The 88th Annual Meeting of the American Association of Physical Anthropologists (2019)


Gut microbiome community composition is significantly influenced by shared living-space in rural agriculturalists from Burkina Faso

DAVID K. JACOBSON1,2, THÉRÈSE S. KAGONE3, NICOLAS MEDA4, HÉLÈNE CARABIN5, TANVI HONAP1,2, KRITHIVASAN SANKARANARAYANAN2,6 and CECIL M. LEWIS, JR.1,2.

1Department of Anthropology, University of Oklahoma, 2Laboratories of Molecular Anthropology and Microbiome Research, University of Oklahoma, 3Department of Biological Sciences, Centre MURAZ, Burkina Faso, 4Director, Ministry of Health, Burkina Faso, 5Département de pathologie et microbiologie, Université de Montréal, Canada, 6Department of Microbiology and Plant Biology, University of Oklahoma

March 28, 2019 , CC Room 26 C Add to calendar

Anthropological studies comparing gut microbiomes of individuals leading traditional lifestyles, such as hunter-gatherers, to urban, industrialized individuals, show that lifestyle impacts gut microbiome composition. These studies suggest that traditional communities have higher gut microbial diversity as well as increased abundance of certain bacterial taxa, especially those involved in fiber digestion. Still unresolved, however, are the ways in which lifestyle variation, including the built environment, impacts microbiome variation within traditional communities. For this study, we collected fecal samples from 120 individuals, stratified by age, sex, family, and multifamily “quartiers” (compounds) from a village in central Burkina Faso.

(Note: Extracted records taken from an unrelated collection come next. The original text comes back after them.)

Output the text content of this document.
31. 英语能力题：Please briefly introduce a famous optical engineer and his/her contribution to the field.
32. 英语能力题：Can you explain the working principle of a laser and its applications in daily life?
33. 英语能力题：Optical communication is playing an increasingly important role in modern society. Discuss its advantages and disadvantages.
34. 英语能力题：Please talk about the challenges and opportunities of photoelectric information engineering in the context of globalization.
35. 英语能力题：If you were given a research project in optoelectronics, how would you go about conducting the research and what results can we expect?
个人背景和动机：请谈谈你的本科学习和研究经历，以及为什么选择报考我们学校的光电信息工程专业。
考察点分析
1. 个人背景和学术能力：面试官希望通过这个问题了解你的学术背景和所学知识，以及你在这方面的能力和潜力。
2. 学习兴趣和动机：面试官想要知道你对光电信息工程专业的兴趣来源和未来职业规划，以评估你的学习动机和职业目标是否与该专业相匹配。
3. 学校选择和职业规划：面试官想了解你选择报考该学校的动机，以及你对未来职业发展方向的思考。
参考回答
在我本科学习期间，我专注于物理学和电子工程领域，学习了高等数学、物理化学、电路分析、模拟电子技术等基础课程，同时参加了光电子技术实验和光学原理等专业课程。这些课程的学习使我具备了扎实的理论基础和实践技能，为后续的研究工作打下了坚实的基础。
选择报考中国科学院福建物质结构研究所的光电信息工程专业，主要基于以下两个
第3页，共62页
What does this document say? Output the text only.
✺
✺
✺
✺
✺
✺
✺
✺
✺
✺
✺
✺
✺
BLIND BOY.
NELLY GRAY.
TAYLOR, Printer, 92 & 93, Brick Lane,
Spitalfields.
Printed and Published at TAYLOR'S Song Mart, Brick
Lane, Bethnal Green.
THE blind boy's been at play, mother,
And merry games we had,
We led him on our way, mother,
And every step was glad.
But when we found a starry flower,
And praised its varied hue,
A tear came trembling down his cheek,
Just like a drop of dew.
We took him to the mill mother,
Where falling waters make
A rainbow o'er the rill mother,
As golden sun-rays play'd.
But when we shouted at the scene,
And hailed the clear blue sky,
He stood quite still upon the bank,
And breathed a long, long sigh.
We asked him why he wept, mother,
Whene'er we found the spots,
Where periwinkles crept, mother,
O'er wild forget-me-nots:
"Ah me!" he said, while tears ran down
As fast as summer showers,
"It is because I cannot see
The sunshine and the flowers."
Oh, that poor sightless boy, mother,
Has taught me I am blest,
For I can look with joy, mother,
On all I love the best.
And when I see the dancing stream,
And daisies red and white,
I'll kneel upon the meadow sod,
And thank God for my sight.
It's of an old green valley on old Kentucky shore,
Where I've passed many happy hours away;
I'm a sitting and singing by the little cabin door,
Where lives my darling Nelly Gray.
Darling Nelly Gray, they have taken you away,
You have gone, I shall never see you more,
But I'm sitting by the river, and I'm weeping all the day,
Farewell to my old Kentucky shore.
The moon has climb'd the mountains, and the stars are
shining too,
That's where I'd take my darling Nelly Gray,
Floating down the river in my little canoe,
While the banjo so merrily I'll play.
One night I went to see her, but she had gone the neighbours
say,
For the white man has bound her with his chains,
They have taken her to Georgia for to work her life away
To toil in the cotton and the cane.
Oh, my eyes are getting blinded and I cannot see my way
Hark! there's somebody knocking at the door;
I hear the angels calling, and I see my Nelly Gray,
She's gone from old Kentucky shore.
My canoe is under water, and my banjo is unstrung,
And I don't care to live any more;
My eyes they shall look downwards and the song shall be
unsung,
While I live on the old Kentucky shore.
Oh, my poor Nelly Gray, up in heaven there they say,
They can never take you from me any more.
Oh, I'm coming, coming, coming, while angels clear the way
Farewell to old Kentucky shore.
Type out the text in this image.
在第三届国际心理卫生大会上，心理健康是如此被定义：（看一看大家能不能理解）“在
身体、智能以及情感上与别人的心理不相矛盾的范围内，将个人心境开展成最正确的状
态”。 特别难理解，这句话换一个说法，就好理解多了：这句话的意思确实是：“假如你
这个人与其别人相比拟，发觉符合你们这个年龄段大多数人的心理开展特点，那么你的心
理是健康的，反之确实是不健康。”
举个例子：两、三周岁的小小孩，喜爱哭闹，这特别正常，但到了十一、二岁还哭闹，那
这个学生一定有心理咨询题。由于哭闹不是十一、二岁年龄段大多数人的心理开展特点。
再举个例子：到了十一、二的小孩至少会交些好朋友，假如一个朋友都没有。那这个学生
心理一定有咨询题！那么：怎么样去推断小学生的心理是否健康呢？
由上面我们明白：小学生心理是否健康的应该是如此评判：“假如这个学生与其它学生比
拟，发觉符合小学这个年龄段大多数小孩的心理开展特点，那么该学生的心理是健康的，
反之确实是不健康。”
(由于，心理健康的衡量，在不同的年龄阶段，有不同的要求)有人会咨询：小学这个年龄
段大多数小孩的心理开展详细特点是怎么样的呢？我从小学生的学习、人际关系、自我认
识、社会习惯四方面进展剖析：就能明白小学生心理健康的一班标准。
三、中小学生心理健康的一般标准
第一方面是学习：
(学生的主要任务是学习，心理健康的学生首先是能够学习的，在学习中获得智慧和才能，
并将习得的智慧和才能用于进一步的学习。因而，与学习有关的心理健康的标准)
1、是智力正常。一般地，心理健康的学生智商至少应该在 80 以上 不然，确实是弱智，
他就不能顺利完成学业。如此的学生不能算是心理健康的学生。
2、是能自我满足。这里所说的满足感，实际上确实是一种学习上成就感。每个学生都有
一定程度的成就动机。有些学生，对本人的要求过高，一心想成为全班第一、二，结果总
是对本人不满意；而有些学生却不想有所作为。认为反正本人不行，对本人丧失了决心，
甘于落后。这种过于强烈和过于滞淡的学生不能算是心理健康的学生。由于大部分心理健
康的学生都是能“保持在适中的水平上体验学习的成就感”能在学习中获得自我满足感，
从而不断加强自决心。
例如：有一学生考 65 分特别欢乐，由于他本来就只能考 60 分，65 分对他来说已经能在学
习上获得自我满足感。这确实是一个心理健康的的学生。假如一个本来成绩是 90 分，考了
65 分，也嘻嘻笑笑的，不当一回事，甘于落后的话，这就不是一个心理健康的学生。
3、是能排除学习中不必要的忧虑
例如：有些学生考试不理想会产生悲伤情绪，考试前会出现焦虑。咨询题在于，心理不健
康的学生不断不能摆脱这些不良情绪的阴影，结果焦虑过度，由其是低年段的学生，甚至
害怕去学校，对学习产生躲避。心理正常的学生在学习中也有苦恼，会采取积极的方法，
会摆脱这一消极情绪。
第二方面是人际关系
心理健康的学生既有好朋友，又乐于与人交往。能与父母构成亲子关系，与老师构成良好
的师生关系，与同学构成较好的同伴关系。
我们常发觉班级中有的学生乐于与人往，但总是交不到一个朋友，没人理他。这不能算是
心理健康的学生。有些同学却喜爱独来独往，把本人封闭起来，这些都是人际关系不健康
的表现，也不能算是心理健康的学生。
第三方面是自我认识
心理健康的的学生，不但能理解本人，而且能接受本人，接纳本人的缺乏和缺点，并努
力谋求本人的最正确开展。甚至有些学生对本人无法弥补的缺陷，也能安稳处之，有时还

DNA was extracted at Centre MURAZ in Burkina Faso and the 16S rRNA V4 amplicon was sequenced at the University of Oklahoma. Amplicon sequences were bioinformatically processed with the USEARCH v10 pipeline for de novo Operational Taxonomic Unit (OTU) clustering at 97% sequence similarity. Overall, the Burkinabe samples were similar to other traditional populations, such as Matses hunter-gatherers from Peru, with high alpha diversity (OTU richness) compared to published data from industrialized American populations (p-value < 4 x 10-9), as well as the presence of taxa found in traditional, but not industrial, populations: Treponema, Succinovibrio, and Prevotella. Abundance of various taxa, including Prevotella, Oscillibacter, Collinsella, Sporobacter, and Subdoligranulum was significantly associated with quartier (fdr adjusted p-value < 0.003) but not other lifestyle variables. Thus, we demonstrate that intra-village gut microbiome variation is driven primarily by sharing (or lack thereof) of quartiers, providing a link between microbial ecological dynamics and living-space.